El director general de la DGJP, Juan Rosa, dice que, contrario a lo que sostiene el sindicalista (que Abinader no ha pensionado a braceros extranjeros), el Estado pensionó a 779 trabajadores haitianos de un listado de 1 600. Sostiene que, en una reunión con Jesús Núñez, le propuso que llevara por grupos a quienes tuvieran su documentación, pero que éste se puso de pie “y me dijo que me olvidara del listado y que le pensionara a seiscientos de ellos sin revisar, a lo que contesté que trajera a los seiscientos, que si eran cañeros se los íbamos a pensionar, y nunca los trajo”.

Una nota de prensa de la DGJP, en enero de 2022, informa que debido “al hallazgo de múltiples elementos que constituyen tipos penales como estafa, asociación de malhechores, falsificación de documentos y suplantación de identidad en su manejo ante la DGJP”, Rosa depositó una denuncia ante el Ministerio Público contra Jesús Núñez. No hay noticias sobre el avance de esta situación.

Jesús niega las acusaciones. Asegura que las autoridades gubernamentales acostumbran nombrar comisiones para evaluar la situación de los cañeros, pero que al cabo de cinco o siete meses las cambian, lo que impide el adecuado seguimiento de los casos. Para él, de todos modos, la participación en la lucha y los reclamos están condicionados por unos bultos que crecen lentamente en su cuello. 

—Dicen que son cancerígenas. Voy para el Instituto del Cáncer mañana. Si la salud no me ayuda y tengo que irme para el cielo, que se sepa que nunca nos vendimos ni hicimos negociación con el Gobierno.

caña republica dominicana

***

Del Batey 108, en la localidad de El Seibo, a unos 140 kilómetros de Santo Domingo, la capital, sólo quedan las estructuras de las casas que durante años albergaron a los cañeros. Una valla de alambres de púas separa esas ruinas de un barrio que todavía no tiene nombre y por el que el tren que recoge la caña pasa de noche porque, según sus habitantes, de día “mataba gente y animales”. Hoy ya no es un batey. En 2008 el ingenio Central Romana decidió demolerlo debido a que, según afirman los cañeros, la mayoría de la población era de adultos mayores, con pocas fuerzas para trabajar. Al nuevo batey llevan trabajadores jóvenes.
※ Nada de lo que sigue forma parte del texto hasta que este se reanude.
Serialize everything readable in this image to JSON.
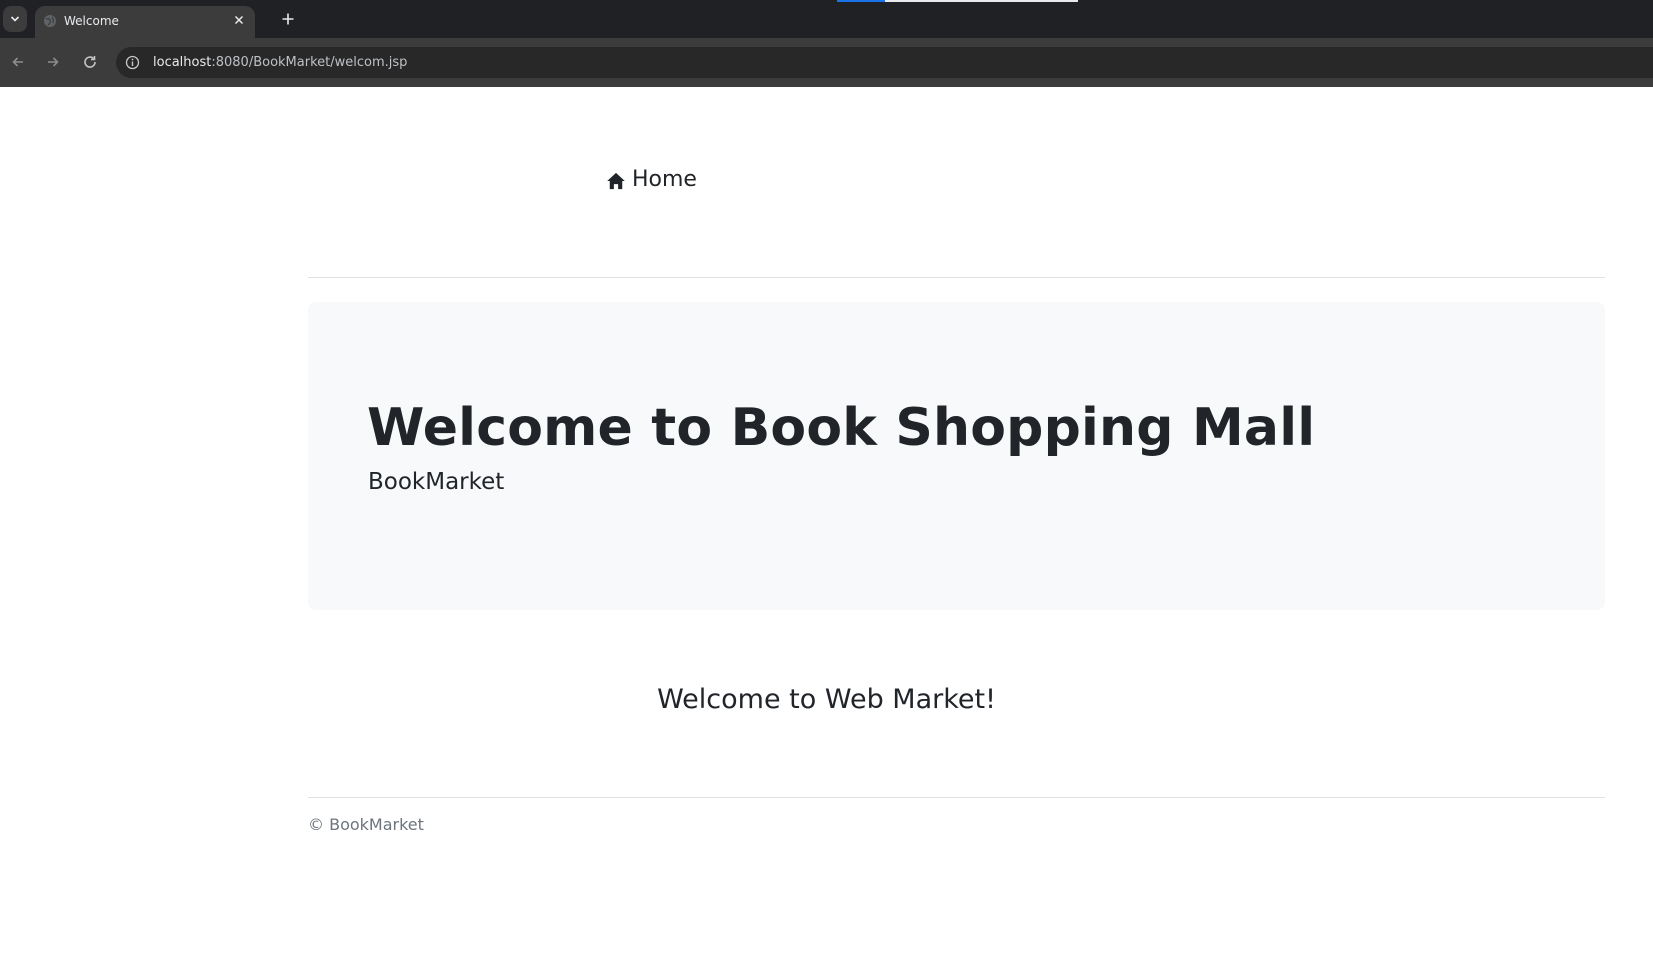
{
  "browser": {
    "tab_title": "Welcome",
    "url_host": "localhost",
    "url_rest": ":8080/BookMarket/welcom.jsp",
    "icons": {
      "tab_menu": "chevron-down-icon",
      "favicon": "globe-icon",
      "close": "close-icon",
      "new_tab": "plus-icon",
      "back": "arrow-left-icon",
      "forward": "arrow-right-icon",
      "reload": "reload-icon",
      "site_info": "info-icon"
    }
  },
  "nav": {
    "home_label": "Home",
    "home_icon": "home-icon"
  },
  "jumbotron": {
    "title": "Welcome to Book Shopping Mall",
    "subtitle": "BookMarket"
  },
  "main": {
    "greeting": "Welcome to Web Market!"
  },
  "footer": {
    "text": "© BookMarket"
  },
  "colors": {
    "chrome_dark": "#202124",
    "chrome_toolbar": "#3c3c3c",
    "jumbotron_bg": "#f8f9fa",
    "text": "#212529",
    "muted": "#6c757d"
  }
}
El 13 de marzo de 2022 diez cañeros se encuentran en esas ruinas junto a Jesús para coordinar las próximas marchas. Por órdenes del Central Romana tienen prohibido reunirse en terrenos de los bateyes de la provincia de La Romana. Entre el grupo sobresale la voz de Francisco Ble, de setenta años, el último cañero del Batey 108 original. Aunque lo sacaron cuando la demolición, se quedó en el nuevo barrio y vive de los trabajos que hace en el día a día.

—Esa gente fue a buscar a nosotros para vender en el camino. Ahora no quiere dar nada a ninguno. Si no por la buena gente, yo tuviera morí [sic].

A Francisco lo interrumpe la tos constante de otro de los cañeros.

—Dicen que Jesús se queda con nuestro dinero, pero eso es mentira.

Ive Cahio, otro de los presentes, dice en voz alta que vio un programa de televisión en el que se decía que Jesús tomaba la pensión de los cañeros y sólo les daba la mitad. Entonces, Jesús le responde al resto del grupo: 

—Aquí Jesús no está en juego. Quieren que caigamos en ese tren y no podemos. Es la pensión de ustedes, que hicieron ricos a los centrales azucareros.

Cuando Francisco Ble llegó al país, en 1972, le pagaban un peso por tonelada. Al despedirlo del trabajo, 36 años más tarde, le dieron unos 1 200 dólares.

En febrero de 2022 el gobierno anunció el aumento, en un 100%, del salario de la jornada de trabajo de los cañeros. De los 198 pesos que les pagaban por ocho horas, pasaron a ganar cuatrocientos (unos siete dólares).

—Si eres un picador de caña y picas dos toneladas en un día y no la recogen [por cualquier motivo], no comerás en esa semana —explica Jesús—. Si cumplieran con las leyes laborales, pondrían una mano de obra desde la mañana hasta las cuatro de la tarde y otra desde la tarde hasta en la noche. 

Una tonelada son unas dos mil libras de caña, de las que se obtienen alrededor de cuatro sacos de azúcar. Para cobrar, los trabajadores deben picarla, recogerla y trasladarla. El pago aumenta un poco si la cargan con las manos, ya que resulta más difícil. La otra alternativa es recogerla con máquinas. Algunos ancianos se dedican a cuidar la maquinaria del ingenio durante la madrugada y les pagan unos cinco dólares, pero los están suspendiendo de esas funciones.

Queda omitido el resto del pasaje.